Shortly before its market launch, the Mercedes-Benz EQC is undergoing final tests in Sweden’s snowy landscapes. During these further winter trials in Arjeplog, Sweden, the engineers pay particular attention to the thermal management of the battery and interior, recharging in cold conditions and handling safety, traction and recuperation on ice and snow.
After digital tests and benchtests, the 200 or so prototypes and pre-series models of the EQC cover several million kilometres on four continents. The test program includes over 500 individual tests in Europe, North America, Asia and Africa.
During the course of three winters and three summers, the EQC is subjected to temperatures from minus 35° up to over plus 50° Celsius. These tests are conducted for final verification before customer deliveries of the EQC commence.
Testing is carried out in Arjeplog in Lapland, on the roads and on specially prepared test tracks. In fact testing starts earlier than this: the components are optimized in iteration cycles in Sindelfingen, and the latest variants are installed in the vehicles.
The winter trials follow a strict timetable: each day begins with an early morning discussion during which the day’s activities are defined. In the evening there is a final discussion with feedback from the test team, the results for the day and planning of activities for the subsequent days and weeks.

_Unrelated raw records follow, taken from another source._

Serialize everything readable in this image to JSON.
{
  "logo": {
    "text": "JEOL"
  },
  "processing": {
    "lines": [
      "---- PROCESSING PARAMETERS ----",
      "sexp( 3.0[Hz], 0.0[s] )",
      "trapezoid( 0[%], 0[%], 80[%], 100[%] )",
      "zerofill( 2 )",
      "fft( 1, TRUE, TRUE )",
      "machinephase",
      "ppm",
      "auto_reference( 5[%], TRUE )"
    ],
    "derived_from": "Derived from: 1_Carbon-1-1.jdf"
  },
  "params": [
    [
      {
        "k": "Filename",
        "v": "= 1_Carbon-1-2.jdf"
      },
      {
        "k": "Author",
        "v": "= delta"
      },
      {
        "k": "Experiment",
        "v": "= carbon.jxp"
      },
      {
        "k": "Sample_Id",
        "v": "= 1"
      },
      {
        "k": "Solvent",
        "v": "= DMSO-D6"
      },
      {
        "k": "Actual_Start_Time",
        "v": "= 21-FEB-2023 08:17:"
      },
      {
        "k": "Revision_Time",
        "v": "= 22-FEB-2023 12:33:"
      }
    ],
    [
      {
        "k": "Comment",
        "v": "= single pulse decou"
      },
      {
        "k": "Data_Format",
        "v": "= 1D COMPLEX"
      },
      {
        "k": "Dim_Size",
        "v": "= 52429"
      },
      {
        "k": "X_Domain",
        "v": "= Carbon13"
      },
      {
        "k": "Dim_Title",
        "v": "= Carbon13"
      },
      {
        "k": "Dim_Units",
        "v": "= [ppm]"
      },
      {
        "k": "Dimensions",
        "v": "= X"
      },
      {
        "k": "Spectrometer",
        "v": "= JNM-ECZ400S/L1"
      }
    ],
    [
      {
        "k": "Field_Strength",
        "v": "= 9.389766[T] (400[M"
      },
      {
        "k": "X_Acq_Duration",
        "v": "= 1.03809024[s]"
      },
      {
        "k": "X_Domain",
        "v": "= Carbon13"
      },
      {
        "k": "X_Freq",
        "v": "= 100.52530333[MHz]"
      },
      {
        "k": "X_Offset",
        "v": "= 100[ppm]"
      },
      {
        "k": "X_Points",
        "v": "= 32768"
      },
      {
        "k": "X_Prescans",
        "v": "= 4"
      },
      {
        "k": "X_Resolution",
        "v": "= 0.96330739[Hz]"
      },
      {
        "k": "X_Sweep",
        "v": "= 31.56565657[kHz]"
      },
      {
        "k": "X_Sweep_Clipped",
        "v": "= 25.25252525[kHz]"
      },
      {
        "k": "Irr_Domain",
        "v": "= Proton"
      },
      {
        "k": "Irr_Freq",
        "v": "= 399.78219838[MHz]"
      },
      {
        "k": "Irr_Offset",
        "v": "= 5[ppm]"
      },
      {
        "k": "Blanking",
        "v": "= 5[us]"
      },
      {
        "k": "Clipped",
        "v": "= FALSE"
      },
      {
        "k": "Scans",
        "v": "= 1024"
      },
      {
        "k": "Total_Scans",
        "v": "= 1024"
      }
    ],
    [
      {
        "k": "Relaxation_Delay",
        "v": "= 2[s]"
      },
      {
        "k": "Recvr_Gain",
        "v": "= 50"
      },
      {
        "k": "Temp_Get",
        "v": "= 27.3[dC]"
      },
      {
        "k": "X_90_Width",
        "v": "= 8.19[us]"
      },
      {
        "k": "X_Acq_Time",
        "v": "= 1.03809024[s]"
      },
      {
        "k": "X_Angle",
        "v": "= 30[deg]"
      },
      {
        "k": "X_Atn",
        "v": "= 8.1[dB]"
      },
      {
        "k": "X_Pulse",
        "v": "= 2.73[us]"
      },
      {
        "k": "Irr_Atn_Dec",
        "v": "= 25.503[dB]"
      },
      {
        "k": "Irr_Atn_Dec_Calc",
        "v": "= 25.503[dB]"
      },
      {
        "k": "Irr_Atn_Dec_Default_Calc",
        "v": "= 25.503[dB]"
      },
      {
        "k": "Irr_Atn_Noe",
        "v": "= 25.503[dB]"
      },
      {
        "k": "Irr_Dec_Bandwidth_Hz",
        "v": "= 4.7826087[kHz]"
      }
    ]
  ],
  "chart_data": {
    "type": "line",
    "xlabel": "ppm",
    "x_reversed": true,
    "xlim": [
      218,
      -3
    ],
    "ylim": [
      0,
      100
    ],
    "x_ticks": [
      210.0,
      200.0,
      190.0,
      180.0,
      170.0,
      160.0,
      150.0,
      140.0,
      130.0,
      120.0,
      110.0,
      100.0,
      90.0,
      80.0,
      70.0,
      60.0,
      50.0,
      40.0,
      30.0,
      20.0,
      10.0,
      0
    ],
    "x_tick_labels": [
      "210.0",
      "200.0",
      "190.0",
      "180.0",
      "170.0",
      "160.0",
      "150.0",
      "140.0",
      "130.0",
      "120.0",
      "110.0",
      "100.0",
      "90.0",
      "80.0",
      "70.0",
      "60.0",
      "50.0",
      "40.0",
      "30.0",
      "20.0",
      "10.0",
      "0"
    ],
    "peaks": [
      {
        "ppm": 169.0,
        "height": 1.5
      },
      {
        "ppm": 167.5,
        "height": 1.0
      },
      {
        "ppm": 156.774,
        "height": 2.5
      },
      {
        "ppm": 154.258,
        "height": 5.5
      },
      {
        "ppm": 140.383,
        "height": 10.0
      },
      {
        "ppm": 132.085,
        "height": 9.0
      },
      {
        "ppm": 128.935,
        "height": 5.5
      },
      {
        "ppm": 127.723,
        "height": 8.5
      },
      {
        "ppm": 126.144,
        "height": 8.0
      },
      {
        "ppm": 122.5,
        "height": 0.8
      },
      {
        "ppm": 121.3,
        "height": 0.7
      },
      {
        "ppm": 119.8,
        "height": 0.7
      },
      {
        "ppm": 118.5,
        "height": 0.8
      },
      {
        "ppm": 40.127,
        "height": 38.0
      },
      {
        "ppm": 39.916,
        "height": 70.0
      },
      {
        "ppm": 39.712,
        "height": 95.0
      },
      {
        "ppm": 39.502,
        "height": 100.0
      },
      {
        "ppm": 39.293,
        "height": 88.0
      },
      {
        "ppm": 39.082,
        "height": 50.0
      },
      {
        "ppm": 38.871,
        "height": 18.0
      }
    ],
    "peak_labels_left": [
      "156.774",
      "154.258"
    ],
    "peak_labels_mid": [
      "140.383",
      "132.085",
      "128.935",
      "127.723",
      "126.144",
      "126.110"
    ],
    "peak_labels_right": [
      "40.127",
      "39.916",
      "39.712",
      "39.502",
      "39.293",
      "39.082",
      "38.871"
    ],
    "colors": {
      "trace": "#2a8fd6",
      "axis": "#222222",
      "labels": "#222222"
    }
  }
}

In contrast to the previous winter trials of the EQC, only the final details are optimized and verified this time. This includes fine-tuning and testing of aspects that present a particular challenge in electric vehicles.
– Pre-entry climatization – in this case warming the vehicle interior, steering wheel, rear window and, depending on choice, the driver’s seat or all the seats before starting off – must work perfectly. Numerous test drives are carried out so as to assess the effects on operating range as well as possible. To make the range as long as possible, it is advisable to charge the vehicle at a charging station so that the energy needed for pre-entry climatization comes from the power grid, and not from the high-voltage battery.

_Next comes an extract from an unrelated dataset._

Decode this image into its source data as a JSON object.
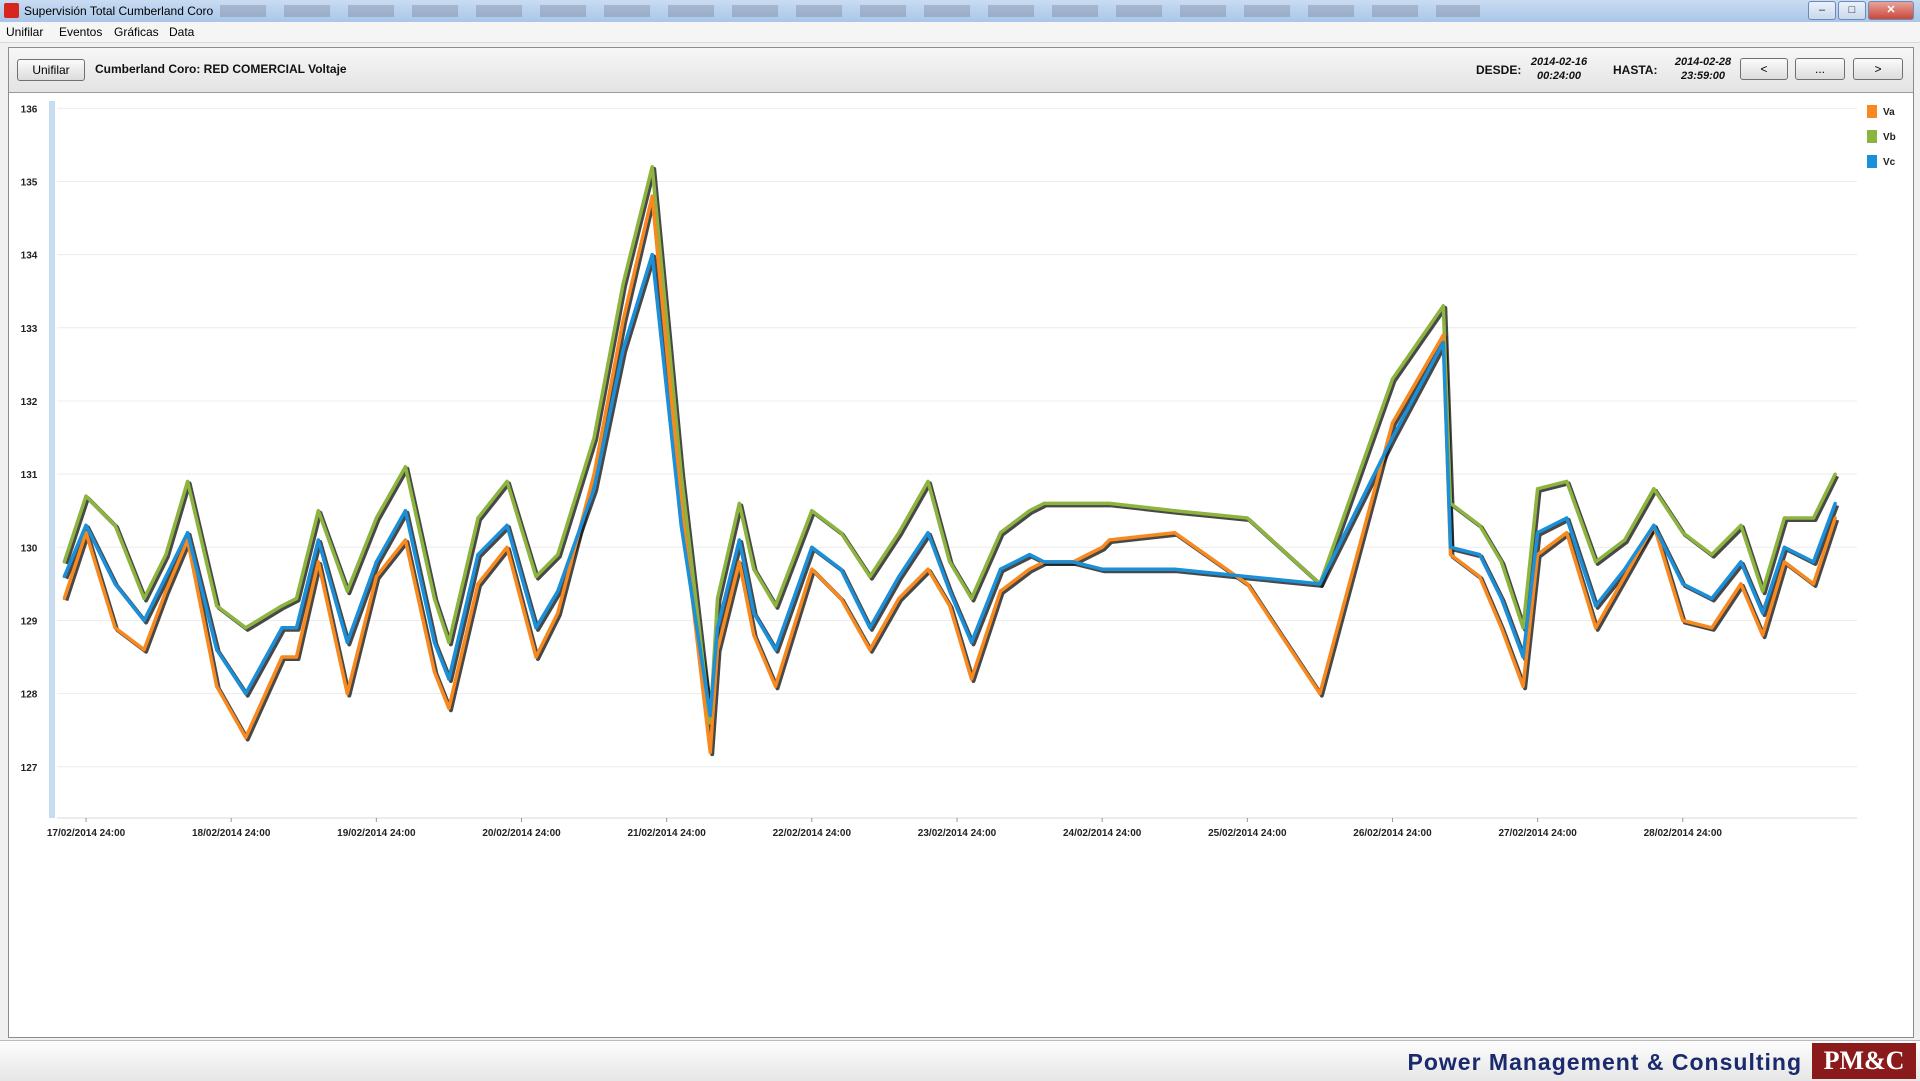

– Range in customer operation: Naturally this should also be as good as possible in cold conditions. The engineers therefore examine how precise the range calculations are. They also analyze how much range is sacrificed when the interior is heated during a journey. In this connection additional tests are carried out to show how rapidly the interior cools down during short stops, e.g. shopping trips, and how much energy is then needed to compensate the heat loss. It is always more energy-efficient to lower the interior temperature and operate the seat heating as required.